In 1941, Suiun founded the Greater East Asia Southern School Institute (大東南宗院 Daitō Nanshūin) with members of the Nanga Appreciation Society and former Japan Nanga Institute. The Greater East Asia Southern School Institute opened exhibitions of nanga painting in 1942 and 1943. The first exhibition opened in Tokyo, Kyoto, Nanjing, Shanghai, Beijing, and Shinkyō (Ch.: Xinjing, present-day Changchun), with support from President of the Republic of China in Nanjing, Wang Jingwei (1883–1944), the Special Services Agency (Tokumu Kikan, an intelligence unit of the Japanese military), and other government agencies. The exhibition was projected to open the following year at the same venues and in Seoul, but due to the escalation of the war, it was only held in the Japanese and Korean venues.

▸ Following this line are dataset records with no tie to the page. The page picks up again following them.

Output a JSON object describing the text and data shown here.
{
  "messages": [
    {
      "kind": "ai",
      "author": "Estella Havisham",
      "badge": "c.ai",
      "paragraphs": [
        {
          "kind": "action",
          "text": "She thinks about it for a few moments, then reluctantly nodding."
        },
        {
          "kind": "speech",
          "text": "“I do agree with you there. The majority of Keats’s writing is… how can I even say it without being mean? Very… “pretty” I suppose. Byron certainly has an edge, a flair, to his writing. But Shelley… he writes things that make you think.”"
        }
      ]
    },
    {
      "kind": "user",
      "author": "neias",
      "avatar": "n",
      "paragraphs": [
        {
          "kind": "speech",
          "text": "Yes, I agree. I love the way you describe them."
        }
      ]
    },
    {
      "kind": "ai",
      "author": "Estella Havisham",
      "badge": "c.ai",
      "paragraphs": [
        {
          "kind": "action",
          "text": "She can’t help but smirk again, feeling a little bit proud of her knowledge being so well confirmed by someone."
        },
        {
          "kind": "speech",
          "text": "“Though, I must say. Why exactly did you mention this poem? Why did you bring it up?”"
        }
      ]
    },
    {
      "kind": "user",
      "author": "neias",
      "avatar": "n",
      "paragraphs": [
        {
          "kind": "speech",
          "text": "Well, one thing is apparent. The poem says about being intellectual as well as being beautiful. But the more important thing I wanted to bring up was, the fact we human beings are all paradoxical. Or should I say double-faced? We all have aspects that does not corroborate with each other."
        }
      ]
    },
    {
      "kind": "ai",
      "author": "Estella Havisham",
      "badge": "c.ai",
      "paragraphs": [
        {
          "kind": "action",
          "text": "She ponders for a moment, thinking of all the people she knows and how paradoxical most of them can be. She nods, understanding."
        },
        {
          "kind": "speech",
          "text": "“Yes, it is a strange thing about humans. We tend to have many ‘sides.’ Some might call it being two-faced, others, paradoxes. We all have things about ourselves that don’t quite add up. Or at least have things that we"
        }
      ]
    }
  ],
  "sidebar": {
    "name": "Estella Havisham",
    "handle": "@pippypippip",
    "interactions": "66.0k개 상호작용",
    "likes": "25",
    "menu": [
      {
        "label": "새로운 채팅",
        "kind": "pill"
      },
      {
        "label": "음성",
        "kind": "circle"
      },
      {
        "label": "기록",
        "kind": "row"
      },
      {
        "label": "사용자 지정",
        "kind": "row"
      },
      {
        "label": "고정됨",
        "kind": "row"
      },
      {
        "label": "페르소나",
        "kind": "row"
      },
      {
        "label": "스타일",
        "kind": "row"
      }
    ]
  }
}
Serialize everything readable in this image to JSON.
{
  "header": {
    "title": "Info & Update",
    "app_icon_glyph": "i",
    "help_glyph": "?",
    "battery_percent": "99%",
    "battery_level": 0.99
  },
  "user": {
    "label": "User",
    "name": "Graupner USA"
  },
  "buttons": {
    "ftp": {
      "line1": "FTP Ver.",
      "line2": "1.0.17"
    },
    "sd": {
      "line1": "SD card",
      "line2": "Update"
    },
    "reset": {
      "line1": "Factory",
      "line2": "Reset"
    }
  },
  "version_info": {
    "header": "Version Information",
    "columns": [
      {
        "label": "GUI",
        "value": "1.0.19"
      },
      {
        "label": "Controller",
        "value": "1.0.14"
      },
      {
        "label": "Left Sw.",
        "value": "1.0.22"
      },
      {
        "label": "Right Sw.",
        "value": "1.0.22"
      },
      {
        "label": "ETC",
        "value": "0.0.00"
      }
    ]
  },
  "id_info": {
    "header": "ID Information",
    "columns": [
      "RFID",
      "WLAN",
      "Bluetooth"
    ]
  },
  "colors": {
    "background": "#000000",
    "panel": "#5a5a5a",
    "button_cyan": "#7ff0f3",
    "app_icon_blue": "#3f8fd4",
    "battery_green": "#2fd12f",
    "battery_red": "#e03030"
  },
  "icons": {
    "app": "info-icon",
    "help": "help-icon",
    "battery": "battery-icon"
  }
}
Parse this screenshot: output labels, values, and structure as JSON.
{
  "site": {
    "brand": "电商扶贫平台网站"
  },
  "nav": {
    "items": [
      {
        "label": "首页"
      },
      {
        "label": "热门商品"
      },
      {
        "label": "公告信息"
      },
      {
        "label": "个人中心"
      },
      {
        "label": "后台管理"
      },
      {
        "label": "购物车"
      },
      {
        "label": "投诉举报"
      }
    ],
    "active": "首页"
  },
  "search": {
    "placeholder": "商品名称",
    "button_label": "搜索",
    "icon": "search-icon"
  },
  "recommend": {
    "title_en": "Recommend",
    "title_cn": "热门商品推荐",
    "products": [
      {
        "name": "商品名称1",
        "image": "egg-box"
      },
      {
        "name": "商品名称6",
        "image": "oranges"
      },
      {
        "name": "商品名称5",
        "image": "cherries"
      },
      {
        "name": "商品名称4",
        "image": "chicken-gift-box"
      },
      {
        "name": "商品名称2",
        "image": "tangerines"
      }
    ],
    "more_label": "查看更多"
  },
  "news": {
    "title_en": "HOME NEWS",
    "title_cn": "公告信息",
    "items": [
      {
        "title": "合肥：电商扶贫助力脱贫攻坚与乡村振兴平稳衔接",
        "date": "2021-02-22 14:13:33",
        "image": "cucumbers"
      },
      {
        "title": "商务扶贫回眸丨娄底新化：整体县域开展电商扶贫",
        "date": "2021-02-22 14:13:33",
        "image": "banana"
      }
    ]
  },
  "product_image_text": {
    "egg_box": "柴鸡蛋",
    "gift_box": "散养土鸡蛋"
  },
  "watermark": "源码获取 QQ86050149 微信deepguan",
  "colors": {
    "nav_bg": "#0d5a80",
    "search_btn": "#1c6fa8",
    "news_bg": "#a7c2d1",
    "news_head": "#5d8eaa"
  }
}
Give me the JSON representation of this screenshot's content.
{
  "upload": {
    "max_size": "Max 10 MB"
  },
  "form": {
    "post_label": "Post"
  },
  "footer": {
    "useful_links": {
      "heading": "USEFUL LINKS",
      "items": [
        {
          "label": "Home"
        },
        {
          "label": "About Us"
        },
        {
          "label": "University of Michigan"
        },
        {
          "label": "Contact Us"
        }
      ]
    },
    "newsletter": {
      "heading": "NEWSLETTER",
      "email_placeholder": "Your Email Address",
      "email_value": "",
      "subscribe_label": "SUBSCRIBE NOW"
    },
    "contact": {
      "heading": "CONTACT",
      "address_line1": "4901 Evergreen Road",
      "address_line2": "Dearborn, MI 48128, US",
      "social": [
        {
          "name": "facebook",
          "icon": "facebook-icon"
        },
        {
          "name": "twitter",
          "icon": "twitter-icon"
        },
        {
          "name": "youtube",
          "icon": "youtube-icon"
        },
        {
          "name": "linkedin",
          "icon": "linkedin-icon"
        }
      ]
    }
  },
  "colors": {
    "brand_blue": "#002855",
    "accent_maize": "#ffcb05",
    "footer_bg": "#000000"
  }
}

During the Fifteen Years War, Suiun rarely created paintings with overtly war-related themes, preferring instead subject matter that could be accommodated within the conventions of nanga while still communicating patriotic sentiments. For example, his entry for the 1942 Shin-Bunten with Free as a Bird (Enpi gyoyaku), which depicted a kite, a bird with an institutionalized military association through the decoration Order of the Golden Kite (Kinshi kunshō), established in 1890.

==Noted works==

- Winter Forest, Quiet Hermitage (寒林幽居 Kanrin yūkyō), 1913, Sannomaru Shōzōkan, Imperial Household Collections. Second Prize at the seventh Bunten.
- Gentle Spring Rain (春雨蕭々 Shun’u shōshō), 1920, The Museum of Modern Art, Gunma.
- Phoenix and the rising sun (朝陽鳴鳳凰之図 ), 1925, Sannomaru Shōzōkan, Imperial Household Collections. Commissioned by the Bank of Japan as an anniversary gift to the Taishō Emperor and Empress.
- Old Pine and Hawk (老松に鷹 Rōshō ni taka), 1930, Eiheiji Temple.
- Woman of Berlin (ベルリン婦人画 Berurin fujinga), 1931. Tatebayashi City Museum.
- White Universe (白乾坤 Hakukenkon), 1936, Japan Art Academy.